My client was struggling with forgiveness. He didn’t want to forgive. "The person never asked for forgiveness, wasn't really sorry, they meant to do it and if forgiven, I might have to be nice to them. " Of course, this is why God really shouldn’t forgive us either. Why should He? He is sovereign and gave us free will to follow Him. Its our job to lead a life free of sin not His. Right?

Forgiveness is one of the most stubborn words in our vocabulary. When we forgive, we become vulnerable to attack. We have given permission to another person to have wronged us.

In a recent sermon, Pastor David Mullen of Ascension Lutheran Church quoted Dietrich Bonhoeffer from this book The Cost of Discipleship: “My brother’s burden which I must bear is not only his outward life, his natural characteristics and gifts, but quite literally his sin.

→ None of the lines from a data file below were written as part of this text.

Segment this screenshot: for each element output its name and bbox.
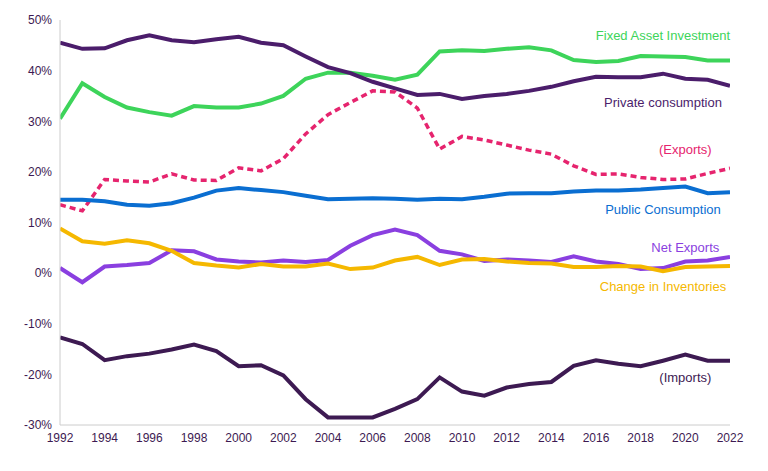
svg-text:Public Consumption: Public Consumption: [605, 202, 721, 217]
svg-text:Private consumption: Private consumption: [604, 95, 722, 110]
svg-text:(Exports): (Exports): [659, 142, 712, 157]
svg-text:-20%: -20%: [24, 368, 52, 382]
svg-text:2006: 2006: [359, 431, 386, 445]
svg-text:-10%: -10%: [24, 317, 52, 331]
svg-text:2016: 2016: [583, 431, 610, 445]
svg-text:Change in Inventories: Change in Inventories: [600, 279, 727, 294]
svg-text:2000: 2000: [225, 431, 252, 445]
svg-text:2002: 2002: [270, 431, 297, 445]
svg-text:2008: 2008: [404, 431, 431, 445]
svg-text:2022: 2022: [717, 431, 744, 445]
svg-text:Fixed Asset Investment: Fixed Asset Investment: [596, 28, 731, 43]
svg-text:1998: 1998: [181, 431, 208, 445]
svg-text:-30%: -30%: [24, 418, 52, 432]
svg-text:(Imports): (Imports): [659, 370, 711, 385]
svg-text:1992: 1992: [47, 431, 74, 445]
svg-text:10%: 10%: [28, 216, 52, 230]
svg-text:1996: 1996: [136, 431, 163, 445]
svg-text:50%: 50%: [28, 13, 52, 27]
svg-text:1994: 1994: [91, 431, 118, 445]
svg-text:2020: 2020: [672, 431, 699, 445]
svg-text:2004: 2004: [315, 431, 342, 445]
svg-text:2018: 2018: [627, 431, 654, 445]
svg-text:30%: 30%: [28, 115, 52, 129]
svg-text:2010: 2010: [449, 431, 476, 445]
svg-text:2012: 2012: [493, 431, 520, 445]
svg-text:20%: 20%: [28, 165, 52, 179]
svg-text:40%: 40%: [28, 64, 52, 78]
svg-text:Net Exports: Net Exports: [651, 240, 719, 255]
svg-text:0%: 0%: [35, 266, 53, 280]
svg-text:2014: 2014: [538, 431, 565, 445]
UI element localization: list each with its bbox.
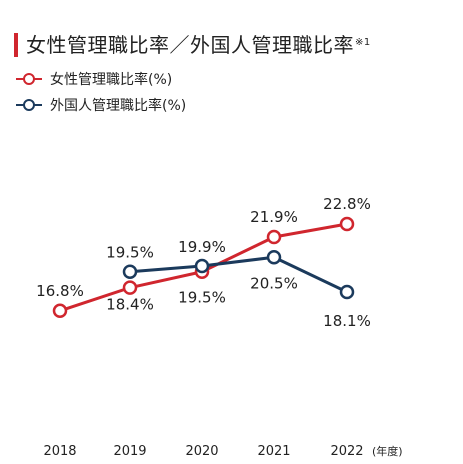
data-point [122,280,138,295]
title-accent-bar [14,33,18,57]
legend-item-women: 女性管理職比率(%) [16,66,186,92]
legend-label-women: 女性管理職比率(%) [50,72,173,88]
series-line [129,255,348,294]
data-point [339,216,355,232]
legend-marker-foreign [16,99,42,111]
data-label: 19.5% [178,289,226,307]
data-label: 19.5% [106,244,154,262]
x-tick-label: 2022 [330,444,363,459]
x-tick-label: 2019 [113,444,146,459]
data-label: 20.5% [250,274,298,292]
x-tick-label: 2020 [185,444,218,459]
series-1: 19.5% 19.9% 20.5% 18.1% [106,238,371,330]
legend-item-foreign: 外国人管理職比率(%) [16,92,186,118]
x-tick-label: 2018 [43,444,76,459]
data-point [266,229,282,245]
data-point [52,303,68,319]
data-label: 19.9% [178,238,226,256]
data-label: 18.4% [106,296,154,314]
legend-marker-women [16,73,42,85]
series-0: 16.8% 18.4% 19.5% 21.9% 22.8% [36,195,371,319]
legend: 女性管理職比率(%) 外国人管理職比率(%) [16,66,186,118]
data-point [339,284,355,300]
data-point [266,250,282,265]
x-tick-label: 2021 [257,444,290,459]
data-label: 22.8% [323,195,371,213]
data-point [194,258,210,274]
x-axis-unit: (年度) [372,444,403,458]
legend-label-foreign: 外国人管理職比率(%) [50,98,187,114]
data-point [122,264,138,279]
data-label: 21.9% [250,208,298,226]
title-footnote-mark: ※1 [355,37,371,48]
data-label: 16.8% [36,282,84,300]
chart-title-text: 女性管理職比率／外国人管理職比率 [26,33,354,57]
chart-title: 女性管理職比率／外国人管理職比率※1 [26,30,371,60]
data-label: 18.1% [323,312,371,330]
chart-title-block: 女性管理職比率／外国人管理職比率※1 [14,30,371,60]
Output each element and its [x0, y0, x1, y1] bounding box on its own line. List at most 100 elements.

The call to follow Christ always means a call to share the word of forgiveness—the Christlike suffering which it is the Christian’s duty to bear.” Pastor Mullen followed with his own words: “To forgive is to die to self in a real way.”

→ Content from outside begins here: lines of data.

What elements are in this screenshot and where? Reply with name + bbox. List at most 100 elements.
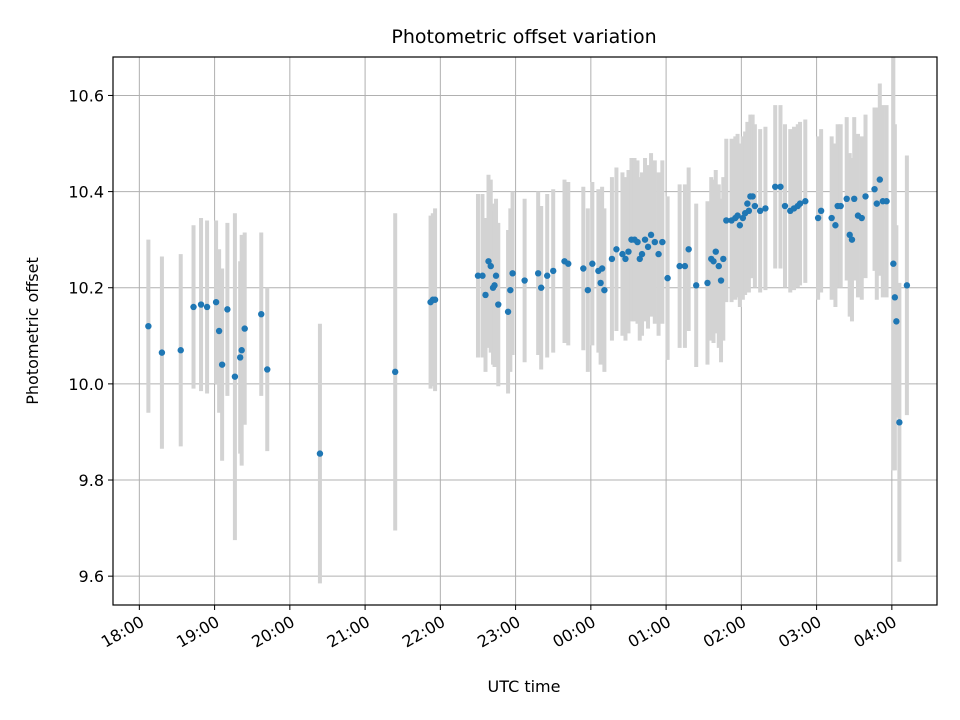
data-point (619, 250, 626, 258)
y-tick-label: 10.4 (68, 183, 104, 202)
data-point (537, 284, 545, 291)
data-point (647, 231, 655, 239)
data-point (692, 282, 700, 289)
data-point (145, 322, 152, 330)
data-point (890, 260, 897, 267)
data-point (197, 301, 205, 308)
data-point (893, 318, 900, 325)
data-point (745, 207, 753, 215)
data-point (482, 291, 489, 299)
data-point (871, 185, 878, 193)
data-point (431, 296, 439, 303)
data-point (903, 282, 911, 289)
data-point (565, 260, 572, 267)
x-axis-label: UTC time (488, 677, 561, 696)
data-point (158, 349, 166, 356)
data-point (817, 207, 825, 215)
data-point (580, 265, 587, 272)
data-point (584, 286, 592, 294)
data-point (883, 198, 890, 205)
data-point (236, 354, 244, 361)
chart-title: Photometric offset variation (391, 26, 656, 48)
data-point (608, 255, 616, 263)
data-point (723, 217, 730, 224)
data-point (720, 255, 727, 263)
data-point (814, 214, 822, 222)
data-point (231, 373, 239, 380)
data-point (717, 277, 725, 284)
data-point (685, 246, 692, 253)
data-point (491, 282, 498, 289)
data-point (550, 267, 557, 275)
data-point (224, 306, 231, 313)
data-point (832, 222, 839, 229)
data-point (828, 214, 835, 222)
data-point (509, 270, 516, 277)
data-point (601, 286, 608, 294)
data-point (756, 207, 764, 215)
data-point (781, 202, 789, 210)
data-point (744, 200, 751, 207)
data-point (487, 262, 494, 270)
data-point (264, 366, 271, 373)
data-point (190, 303, 197, 311)
y-tick-label: 9.8 (79, 471, 104, 490)
data-point (734, 212, 741, 219)
data-point (873, 200, 880, 207)
data-point (613, 246, 620, 253)
data-point (507, 286, 514, 294)
data-point (749, 193, 756, 200)
data-point (485, 258, 492, 265)
data-point (634, 238, 641, 246)
data-point (862, 193, 869, 200)
data-point (796, 200, 804, 207)
data-point (715, 262, 722, 270)
data-point (492, 272, 500, 279)
data-point (597, 279, 604, 287)
data-point (802, 198, 809, 205)
data-point (598, 265, 606, 272)
data-point (644, 243, 652, 251)
data-point (534, 270, 542, 277)
data-point (751, 202, 759, 210)
data-points (145, 176, 911, 457)
data-point (641, 236, 649, 243)
data-point (843, 195, 850, 203)
data-point (710, 258, 717, 265)
y-tick-label: 10.2 (68, 279, 104, 298)
data-point (891, 294, 899, 301)
data-point (772, 183, 779, 190)
data-point (638, 250, 646, 258)
data-point (736, 222, 744, 229)
data-point (241, 325, 248, 332)
data-point (858, 214, 865, 222)
data-point (848, 236, 856, 243)
data-point (203, 303, 211, 311)
data-point (846, 231, 853, 239)
data-point (896, 419, 903, 426)
data-point (218, 361, 226, 368)
data-point (212, 298, 220, 306)
data-point (664, 274, 671, 282)
y-tick-label: 9.6 (79, 567, 104, 586)
data-point (851, 195, 858, 203)
data-point (651, 238, 659, 246)
y-tick-label: 10.6 (68, 86, 104, 105)
data-point (474, 272, 482, 279)
data-point (625, 248, 632, 255)
data-point (676, 262, 683, 270)
data-point (391, 368, 399, 376)
data-point (655, 250, 662, 258)
y-tick-label: 10.0 (68, 375, 104, 394)
data-point (521, 277, 528, 284)
data-point (681, 262, 689, 270)
data-point (777, 183, 784, 190)
data-point (636, 255, 643, 263)
data-point (177, 347, 184, 354)
data-point (215, 327, 223, 335)
data-point (258, 310, 265, 318)
data-point (495, 301, 502, 308)
data-point (622, 255, 629, 263)
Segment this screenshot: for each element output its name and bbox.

When we forgive, we push down our own pride. We become the servant. It is the cost that we don’t want to pay to the other. We would prefer to hold onto to the wrong for egotistical leverage.

It is what God did when He allowed Jesus to die on the Cross. It became His job to help us lead a life of forgiveness, even when He didn't have to. (Col.3:13).

When my client finally went through the grueling task of forgiveness, he sobbed nearly uncontrollably. For the first time in his memory, he was able to forgive the childhood abuse: Then verbal berating he took, the beatings with a belt buckle, and Bible verses used against him, padlocking him in the house all day alone. The next session he told me that he visited his…..mother…….for the first time without anger toward her. He also began to control his anger toward his wife and family and others he was using to shift his own internal anger onto others.

What an emotional relief to forgive instead of invoking the stressful burden of revenge!